HDEC already used $ 0.4 billions of creditors investment by the end of March. It has uncovered the matured corporate bonds, and it has paid only for cost of goods and the genuine bills. Even if HDEC endures such efforts as asset sales of creditors and the reduction of costs, the time limit to prevent bankruptcy is allotted for the end of June. Therefore, the bankruptcy will be inescapable unless creditors supports 2.9 trillion won by the end of June.

Meanwhile, all overseas debts were settled, but a debt adjustment will begin for the share of losses. Total debts reach at $ 0.92 billion to $ 0.93 billion, among which foreign financial companies have $ 0.66 billion. And the rest of the debts is consisted of bonds with warrant (BW) and convertible bonds(CB). A debt adjustment focuses on the extension of the maturity and the reduction of the interest except debt-to-equity conversion.

- The Second Negotiation with the Investment and Trust Companies

Creditors` basic strategy is to finance 250 billion won from HDEC`s corporate bonds of 540 billion won, that the investment and trust companies possessed, and to take over 150 billion won among `new shares issued to be purchased`, amounting to 750 billion won.

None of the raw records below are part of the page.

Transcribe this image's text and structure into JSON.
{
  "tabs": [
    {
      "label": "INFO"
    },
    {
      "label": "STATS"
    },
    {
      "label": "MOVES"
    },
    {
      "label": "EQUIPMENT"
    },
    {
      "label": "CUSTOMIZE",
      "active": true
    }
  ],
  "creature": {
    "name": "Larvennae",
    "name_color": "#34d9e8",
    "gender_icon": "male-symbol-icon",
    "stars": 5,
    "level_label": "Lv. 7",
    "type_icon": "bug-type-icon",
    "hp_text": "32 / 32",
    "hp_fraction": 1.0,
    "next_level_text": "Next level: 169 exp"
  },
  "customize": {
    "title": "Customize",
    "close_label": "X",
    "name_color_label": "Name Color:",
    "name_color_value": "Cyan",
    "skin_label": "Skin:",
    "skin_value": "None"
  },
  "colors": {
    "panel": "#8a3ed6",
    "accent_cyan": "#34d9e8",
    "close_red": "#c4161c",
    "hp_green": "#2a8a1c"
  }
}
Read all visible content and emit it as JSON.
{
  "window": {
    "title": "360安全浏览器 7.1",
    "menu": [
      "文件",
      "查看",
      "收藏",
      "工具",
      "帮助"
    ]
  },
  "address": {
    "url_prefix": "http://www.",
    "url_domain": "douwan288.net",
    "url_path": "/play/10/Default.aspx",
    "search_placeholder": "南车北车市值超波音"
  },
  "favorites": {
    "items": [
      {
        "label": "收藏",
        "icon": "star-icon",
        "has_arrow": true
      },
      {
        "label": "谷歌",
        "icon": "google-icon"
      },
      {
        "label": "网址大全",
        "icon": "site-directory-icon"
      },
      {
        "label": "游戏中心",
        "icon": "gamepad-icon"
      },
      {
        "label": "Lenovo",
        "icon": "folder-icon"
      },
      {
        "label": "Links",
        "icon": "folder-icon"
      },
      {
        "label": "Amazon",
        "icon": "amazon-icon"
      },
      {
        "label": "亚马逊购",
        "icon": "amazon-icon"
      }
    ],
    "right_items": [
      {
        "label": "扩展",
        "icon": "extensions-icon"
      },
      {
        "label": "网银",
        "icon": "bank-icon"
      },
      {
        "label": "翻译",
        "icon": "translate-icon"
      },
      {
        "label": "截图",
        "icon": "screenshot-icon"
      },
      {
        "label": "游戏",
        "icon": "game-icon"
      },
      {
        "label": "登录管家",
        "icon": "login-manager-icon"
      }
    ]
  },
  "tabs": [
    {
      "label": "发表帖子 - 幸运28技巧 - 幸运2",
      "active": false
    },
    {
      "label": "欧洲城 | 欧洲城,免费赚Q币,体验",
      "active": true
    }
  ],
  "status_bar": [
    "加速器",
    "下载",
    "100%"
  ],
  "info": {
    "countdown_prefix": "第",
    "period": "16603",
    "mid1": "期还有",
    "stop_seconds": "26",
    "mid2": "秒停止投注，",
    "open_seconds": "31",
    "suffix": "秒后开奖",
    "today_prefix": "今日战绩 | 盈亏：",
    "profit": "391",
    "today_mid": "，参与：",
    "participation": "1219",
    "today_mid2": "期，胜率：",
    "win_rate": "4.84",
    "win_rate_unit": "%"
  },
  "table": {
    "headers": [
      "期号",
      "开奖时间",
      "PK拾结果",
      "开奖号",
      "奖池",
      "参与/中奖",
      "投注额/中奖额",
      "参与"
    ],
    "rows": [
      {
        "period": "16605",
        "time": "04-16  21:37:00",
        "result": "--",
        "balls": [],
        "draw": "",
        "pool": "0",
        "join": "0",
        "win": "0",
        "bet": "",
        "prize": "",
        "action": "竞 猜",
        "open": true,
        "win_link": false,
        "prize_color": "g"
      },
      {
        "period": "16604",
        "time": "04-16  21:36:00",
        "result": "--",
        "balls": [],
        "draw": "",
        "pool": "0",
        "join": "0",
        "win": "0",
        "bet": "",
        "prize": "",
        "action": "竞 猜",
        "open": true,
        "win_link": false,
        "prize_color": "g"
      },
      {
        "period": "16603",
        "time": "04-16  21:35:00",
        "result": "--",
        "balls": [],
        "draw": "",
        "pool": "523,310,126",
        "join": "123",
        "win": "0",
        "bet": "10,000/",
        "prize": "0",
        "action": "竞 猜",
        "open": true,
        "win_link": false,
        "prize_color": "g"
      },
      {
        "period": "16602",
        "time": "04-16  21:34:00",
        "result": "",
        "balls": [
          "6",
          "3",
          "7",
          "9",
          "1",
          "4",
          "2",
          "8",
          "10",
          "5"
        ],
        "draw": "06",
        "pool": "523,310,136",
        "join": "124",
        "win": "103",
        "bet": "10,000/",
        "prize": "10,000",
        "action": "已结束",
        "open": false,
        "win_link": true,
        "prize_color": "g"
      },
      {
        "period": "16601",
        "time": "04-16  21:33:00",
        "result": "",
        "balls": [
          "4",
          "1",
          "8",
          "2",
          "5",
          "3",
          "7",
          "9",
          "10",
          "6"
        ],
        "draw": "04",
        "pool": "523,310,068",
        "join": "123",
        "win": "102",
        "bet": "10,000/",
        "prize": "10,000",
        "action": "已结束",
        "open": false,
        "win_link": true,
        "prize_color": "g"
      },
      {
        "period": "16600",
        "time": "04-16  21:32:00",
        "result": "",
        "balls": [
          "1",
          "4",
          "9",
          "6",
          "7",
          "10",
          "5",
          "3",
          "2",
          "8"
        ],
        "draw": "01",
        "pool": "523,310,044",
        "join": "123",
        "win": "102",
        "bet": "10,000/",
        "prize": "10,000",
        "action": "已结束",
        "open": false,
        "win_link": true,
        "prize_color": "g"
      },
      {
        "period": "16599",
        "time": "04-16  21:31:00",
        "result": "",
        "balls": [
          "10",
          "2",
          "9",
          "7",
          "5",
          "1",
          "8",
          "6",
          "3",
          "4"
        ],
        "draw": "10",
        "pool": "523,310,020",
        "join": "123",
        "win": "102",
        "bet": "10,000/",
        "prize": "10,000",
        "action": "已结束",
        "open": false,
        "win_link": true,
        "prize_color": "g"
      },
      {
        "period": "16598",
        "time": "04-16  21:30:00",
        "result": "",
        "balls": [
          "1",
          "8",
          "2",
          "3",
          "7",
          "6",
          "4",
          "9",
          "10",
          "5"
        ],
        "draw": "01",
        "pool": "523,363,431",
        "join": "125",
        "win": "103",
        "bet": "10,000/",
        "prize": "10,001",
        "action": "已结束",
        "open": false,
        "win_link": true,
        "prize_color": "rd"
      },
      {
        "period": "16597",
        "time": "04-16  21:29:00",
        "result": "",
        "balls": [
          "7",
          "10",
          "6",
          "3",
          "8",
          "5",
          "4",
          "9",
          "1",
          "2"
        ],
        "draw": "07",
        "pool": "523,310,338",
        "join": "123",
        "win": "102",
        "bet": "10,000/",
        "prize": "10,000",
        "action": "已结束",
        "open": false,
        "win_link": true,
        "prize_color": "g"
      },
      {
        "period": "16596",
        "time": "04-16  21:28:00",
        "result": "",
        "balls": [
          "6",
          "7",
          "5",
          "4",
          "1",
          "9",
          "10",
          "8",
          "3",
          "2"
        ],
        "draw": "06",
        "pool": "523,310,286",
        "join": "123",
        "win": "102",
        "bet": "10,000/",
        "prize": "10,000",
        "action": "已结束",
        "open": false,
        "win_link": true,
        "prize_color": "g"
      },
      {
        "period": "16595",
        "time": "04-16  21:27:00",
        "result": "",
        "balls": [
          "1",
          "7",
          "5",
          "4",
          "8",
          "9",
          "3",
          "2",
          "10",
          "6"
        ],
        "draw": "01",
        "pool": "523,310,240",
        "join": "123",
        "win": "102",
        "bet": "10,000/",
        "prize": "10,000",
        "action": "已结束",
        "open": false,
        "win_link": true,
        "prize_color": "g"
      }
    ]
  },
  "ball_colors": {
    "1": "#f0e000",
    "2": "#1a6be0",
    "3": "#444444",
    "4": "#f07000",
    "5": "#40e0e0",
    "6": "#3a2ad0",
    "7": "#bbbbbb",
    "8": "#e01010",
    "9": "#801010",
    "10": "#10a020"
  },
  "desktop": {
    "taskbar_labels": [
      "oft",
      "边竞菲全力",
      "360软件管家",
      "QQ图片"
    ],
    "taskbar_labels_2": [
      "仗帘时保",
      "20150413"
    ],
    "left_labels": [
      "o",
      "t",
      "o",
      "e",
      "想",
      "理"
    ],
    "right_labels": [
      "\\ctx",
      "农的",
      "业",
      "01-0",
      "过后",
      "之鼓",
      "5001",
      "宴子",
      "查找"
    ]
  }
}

On the contrary, the investment and trust companies maintain that it is impossible to purchase stocks with a credit fund. Instead, it will be possible to extend the maturity under the guarantee of Guarantee Insurance Institutions including Korea Guarantee Insurance Fund.

Hence, as an alternative, creditors are considering a `conversion of issue` to reissue corporate bonds of 540 billion won with 3 years-maturity, lowering the interest from 12 percent to 3.2 percent. This alternative plan means the share of losses almost equal to debt-to-equity conversion.

But since the cut-down of interest rate leads directly to the customers` losses of interests, it will be hard to accept.

- The Anticipation of HDEC`s Normalization

HDEC will revive again with the total capital 2 trillion won and debt ratio of 260 percent, if the support of fund is to be completed by the end of June. A high-ranking official of creditors said that ``Although Young Wha Accounting may find additional deficit in asset and debt evaluation of the company, it will take little effect on the overall debt ratio.``

The fate of HDEC is up to newly elected President Shim Hyun-Young`s ability to recover the business based on the fund supported by the creditors. But this is still up in the air.